The following steps should be performed:

1. Run the K-Means algorithm for multiple values of K (for example K = 1 to K = 10).
2. For each value of K, compute the Within-Cluster Sum of Squares (WCSS).
3. Store the WCSS value obtained for each value of K.
4. Plot a graph with:
   • Number of clusters (K) on the x-axis
   • WCSS values on the y-axis.

WCSS represents the sum of squared distances between each data point and the centroid of its assigned cluster.

As the value of K increases, WCSS decreases because clusters become smaller and more compact.
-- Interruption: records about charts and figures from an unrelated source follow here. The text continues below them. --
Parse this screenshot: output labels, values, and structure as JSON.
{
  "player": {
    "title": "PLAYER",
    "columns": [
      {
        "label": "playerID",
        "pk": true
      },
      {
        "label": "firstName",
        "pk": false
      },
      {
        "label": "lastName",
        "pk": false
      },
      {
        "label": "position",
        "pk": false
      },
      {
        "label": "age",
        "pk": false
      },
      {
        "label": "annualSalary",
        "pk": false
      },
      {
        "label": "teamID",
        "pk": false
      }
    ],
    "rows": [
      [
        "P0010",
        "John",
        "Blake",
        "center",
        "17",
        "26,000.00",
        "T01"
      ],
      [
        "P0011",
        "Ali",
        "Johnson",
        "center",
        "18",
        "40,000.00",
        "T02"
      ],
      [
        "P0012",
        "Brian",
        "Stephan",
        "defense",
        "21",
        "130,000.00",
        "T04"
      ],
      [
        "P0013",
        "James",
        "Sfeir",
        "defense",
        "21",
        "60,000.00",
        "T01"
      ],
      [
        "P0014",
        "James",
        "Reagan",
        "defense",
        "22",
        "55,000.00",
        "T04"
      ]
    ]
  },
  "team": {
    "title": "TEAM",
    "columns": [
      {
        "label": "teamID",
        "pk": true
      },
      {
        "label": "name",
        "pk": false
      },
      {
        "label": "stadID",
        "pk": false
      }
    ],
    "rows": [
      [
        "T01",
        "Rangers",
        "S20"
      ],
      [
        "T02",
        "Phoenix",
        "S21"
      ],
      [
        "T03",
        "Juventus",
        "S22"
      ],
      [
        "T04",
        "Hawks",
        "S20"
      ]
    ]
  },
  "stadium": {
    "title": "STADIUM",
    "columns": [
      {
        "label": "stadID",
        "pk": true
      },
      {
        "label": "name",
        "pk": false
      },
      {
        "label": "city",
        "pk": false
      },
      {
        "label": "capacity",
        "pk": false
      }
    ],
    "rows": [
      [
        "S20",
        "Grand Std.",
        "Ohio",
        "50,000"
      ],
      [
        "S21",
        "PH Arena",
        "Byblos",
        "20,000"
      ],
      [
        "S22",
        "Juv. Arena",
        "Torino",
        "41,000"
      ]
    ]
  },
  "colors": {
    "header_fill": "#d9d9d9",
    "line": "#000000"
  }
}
However, after a certain point the decrease becomes minimal.

The point where the curve forms a distinct bend or “elbow” indicates the optimal number of clusters.

Step 6: Train the K-Means Model

After determining the optimal value of K using the Elbow Method, train the K-Means clustering model using that value.

The training process includes the following steps:

1. Initialize the K-Means model with the selected value of K.
2. Randomly place the initial centroids in the feature space.
3. Assign each data point to the nearest centroid using distance calculations.
4. Compute the new centroid of each cluster by calculating the mean of all points belonging to that cluster.
5. Repeat the assignment and centroid update process until the centroids no longer change significantly.

After convergence, each data point is assigned a cluster label representing the group to which it belongs.

Step 7: Visualize the Clusters

Visualize the clustering results using a scatter plot.

In the plot:

• Each cluster is represented using a different color.
• Cluster centroids are displayed using a distinct red “X” marker.

This visualization clearly shows how the algorithm segments customers into different groups based on purchasing behavior.

Step 8: Evaluate the Clustering Results

Evaluate the clustering performance using the following metrics.

Silhouette Score

This metric measures how similar a data point is to its own cluster compared to other clusters.

• Range: −1 to 1
• Higher values indicate better clustering quality.

Davies–Bouldin Score

This metric measures the average similarity between clusters, considering both cluster compactness and separation.

• Lower values indicate better clustering.

Calinski–Harabasz Score

This metric measures the ratio of between-cluster dispersion to within-cluster dispersion.

• Higher values indicate better cluster separation.

These metrics can be computed using functions available in scikit-learn, and the obtained values help assess the quality of clustering.